How Trump’s “Wuhan lab” theory is backfiring

By Robert Wright, Apr 25 2020

The theory that Covid-19 came not from a Chinese “wet market” but from a Chinese laboratory now has the full support of President Trump. This hasn’t been confirmed by Trump himself, but it’s been confirmed by the next-most-official source: a Fox News chyron. During a recent episode of Tucker Carlson’s show, the chyron read, “Sources to Tucker: Intel agencies are almost certain that the virus escaped Wuhan lab.”

In sheerly factual terms, Trump could turn out to be on solid ground. The fringe version of this theory—that the virus came from a bioweapons lab, and may have been genetically engineered—continues to be widely dismissed, but credible people think the virus could have escaped from a less nefarious Wuhan lab, one that studies coronaviruses with an eye to preventing epidemics.

I can see why Trump thinks that publicizing even this watered down version of the lab origin story is a political winner. Though it lacks the cinematic flair of the bioweapon theory, it seems (at first glance, anyway) to corroborate the idea that the Chinese government was engaged in a cover up during the contagion’s crucial early stages. So it reinforces Trump’s blame-the-perfidious-Chinese-communists-not-the-incompetent-American-president narrative—without Trump having to be the one who blames the perfidious Chinese.

But if I were Trump I’d hope that the lab origin story doesn’t pan out. On close examination it turns out to reinforce the blame-the-incompetent-American-president message. In 2018, we now know, the Trump administration had an opportunity to help tighten security at the Wuhan lab that is at the center of the story and failed to do so. 


Earlier this month Trump supporters hailed a piece by Washington Post writer Josh Rogin that seemed to lend substance to the lab origin story. Rogin reported that in 2018, US officials paid repeat visits to the Wuhan Institute of Virology. The WIV lab has the highest biosafety rating available—P4—but the US visitors came away with doubts that it was safe enough, given the highly infectious and lethal viruses it was studying.

A cable drafted by US diplomats in China, sent to Washington in January of 2018, and obtained by Rogin reads as follows: “During interactions with scientists at the WIV laboratory, they [the Americans who visited the lab] noted the new lab has a serious shortage of appropriately trained technicians and investigators needed to safely operate this high-containment laboratory.” A second cable, also sent to Washington, carried the same basic message, according to Rogin. 

Trump supporters who amplify this part of Rogin’s story tend not to mention a second part of it. Both cables, Rogin writes, “argued that the United States should give the Wuhan lab further support, mainly because its research on bat coronaviruses was important but also dangerous.”

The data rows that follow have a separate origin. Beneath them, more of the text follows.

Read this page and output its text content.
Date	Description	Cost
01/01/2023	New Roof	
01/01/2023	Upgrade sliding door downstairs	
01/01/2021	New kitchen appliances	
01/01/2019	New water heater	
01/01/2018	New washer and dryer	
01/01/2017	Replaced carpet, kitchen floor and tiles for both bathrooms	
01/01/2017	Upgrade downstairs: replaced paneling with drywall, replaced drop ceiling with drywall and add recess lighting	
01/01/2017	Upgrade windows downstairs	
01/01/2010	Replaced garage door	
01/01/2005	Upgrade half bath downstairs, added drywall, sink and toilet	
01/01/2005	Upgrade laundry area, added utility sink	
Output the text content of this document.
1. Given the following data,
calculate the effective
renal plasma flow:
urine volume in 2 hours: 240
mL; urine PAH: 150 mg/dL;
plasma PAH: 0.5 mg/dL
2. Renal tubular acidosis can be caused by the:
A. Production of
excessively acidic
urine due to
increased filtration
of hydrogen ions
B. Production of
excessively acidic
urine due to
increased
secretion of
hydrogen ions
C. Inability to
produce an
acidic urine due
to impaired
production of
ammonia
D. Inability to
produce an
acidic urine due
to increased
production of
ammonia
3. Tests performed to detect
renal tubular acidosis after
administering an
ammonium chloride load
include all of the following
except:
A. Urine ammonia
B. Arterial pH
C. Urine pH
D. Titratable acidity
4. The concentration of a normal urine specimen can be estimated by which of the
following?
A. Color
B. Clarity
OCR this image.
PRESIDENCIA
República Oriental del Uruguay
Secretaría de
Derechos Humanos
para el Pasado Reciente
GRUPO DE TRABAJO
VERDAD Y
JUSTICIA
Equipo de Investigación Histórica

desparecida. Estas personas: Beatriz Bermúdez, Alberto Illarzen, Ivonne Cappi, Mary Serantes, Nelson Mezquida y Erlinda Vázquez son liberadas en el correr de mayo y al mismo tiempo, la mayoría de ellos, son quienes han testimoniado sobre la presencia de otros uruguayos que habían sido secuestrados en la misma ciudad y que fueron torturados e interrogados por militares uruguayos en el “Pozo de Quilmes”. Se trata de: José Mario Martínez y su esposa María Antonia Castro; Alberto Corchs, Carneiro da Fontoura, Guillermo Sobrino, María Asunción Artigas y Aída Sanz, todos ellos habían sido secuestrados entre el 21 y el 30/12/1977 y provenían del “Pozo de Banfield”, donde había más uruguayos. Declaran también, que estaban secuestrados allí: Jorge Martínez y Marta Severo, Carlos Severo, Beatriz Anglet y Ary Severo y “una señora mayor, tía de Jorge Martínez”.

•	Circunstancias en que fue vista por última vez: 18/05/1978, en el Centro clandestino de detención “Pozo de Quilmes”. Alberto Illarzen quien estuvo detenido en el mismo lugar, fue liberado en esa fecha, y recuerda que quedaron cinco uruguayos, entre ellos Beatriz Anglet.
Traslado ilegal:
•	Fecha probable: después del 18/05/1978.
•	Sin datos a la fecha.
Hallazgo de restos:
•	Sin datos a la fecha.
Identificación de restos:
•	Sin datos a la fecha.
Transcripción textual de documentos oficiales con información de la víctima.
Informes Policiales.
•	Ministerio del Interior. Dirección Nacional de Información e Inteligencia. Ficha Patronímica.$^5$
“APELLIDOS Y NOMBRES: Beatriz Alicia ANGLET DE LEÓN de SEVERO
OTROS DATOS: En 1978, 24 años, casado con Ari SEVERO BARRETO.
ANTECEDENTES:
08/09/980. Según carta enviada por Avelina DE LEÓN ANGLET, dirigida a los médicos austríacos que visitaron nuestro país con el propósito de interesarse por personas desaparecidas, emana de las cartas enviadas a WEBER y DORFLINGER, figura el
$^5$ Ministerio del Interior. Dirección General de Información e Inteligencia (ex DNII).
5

And China was asking for such support. Notwithstanding the vision of this lab cultivated by conspiracy theorists—a black box where God knows what was going on—it was a lab whose workers had long collaborated with American scientists. Rogin writes: “The Chinese researchers at WIV were receiving assistance from the Galveston National Laboratory at the University of Texas Medical Branch and other U.S. organizations.” And now, “the Chinese requested additional help”—help that the authors of the State Department cables advocated for the sake of America’s, and the world’s, security against a possible contagion.    

And what did the Trump administration do in response to these pleas? Nothing.

Why? Who knows? Maybe the contagion of incompetence that Trump unleashed within the executive branch three years ago resulted in the two cables not getting the attention they deserved. Maybe Trump’s secretary of state read them and deep-sixed them. Maybe they reached Trump and he ignored them. In any event, it’s Trump’s administration and the State Department is run by his appointees—so it’s Trump’s fault.

So if it turns out that the virus escaped from this lab, then the administration’s unresponsiveness to these cables is, by any rational reckoning, a huge political deal.

Two footnotes: 

(1) If indeed the virus escaped from a lab, that wouldn’t mean the Chinese government purposefully misled us in advancing the “wet market” theory. In one scenario apparently leaked by the Trump administration to Fox News so that Trump could conspicuously refrain from denying it, an intern at the lab transmitted the virus to her boyfriend, and he then went to the wet market and spread the virus. In any event, various pieces of evidence indicate that Wuhan officials emphasized the wet market theory in conveying news of the crisis to China’s national government. 

(2) The kind of transparency this laboratory had—US scientists collaborating on the work there, US officials visiting it—is something you can probably kiss goodbye if this pandemic leads to a new Cold War with China, as various Republicans seem to want and as some of Joe Biden’s campaign messaging may encourage.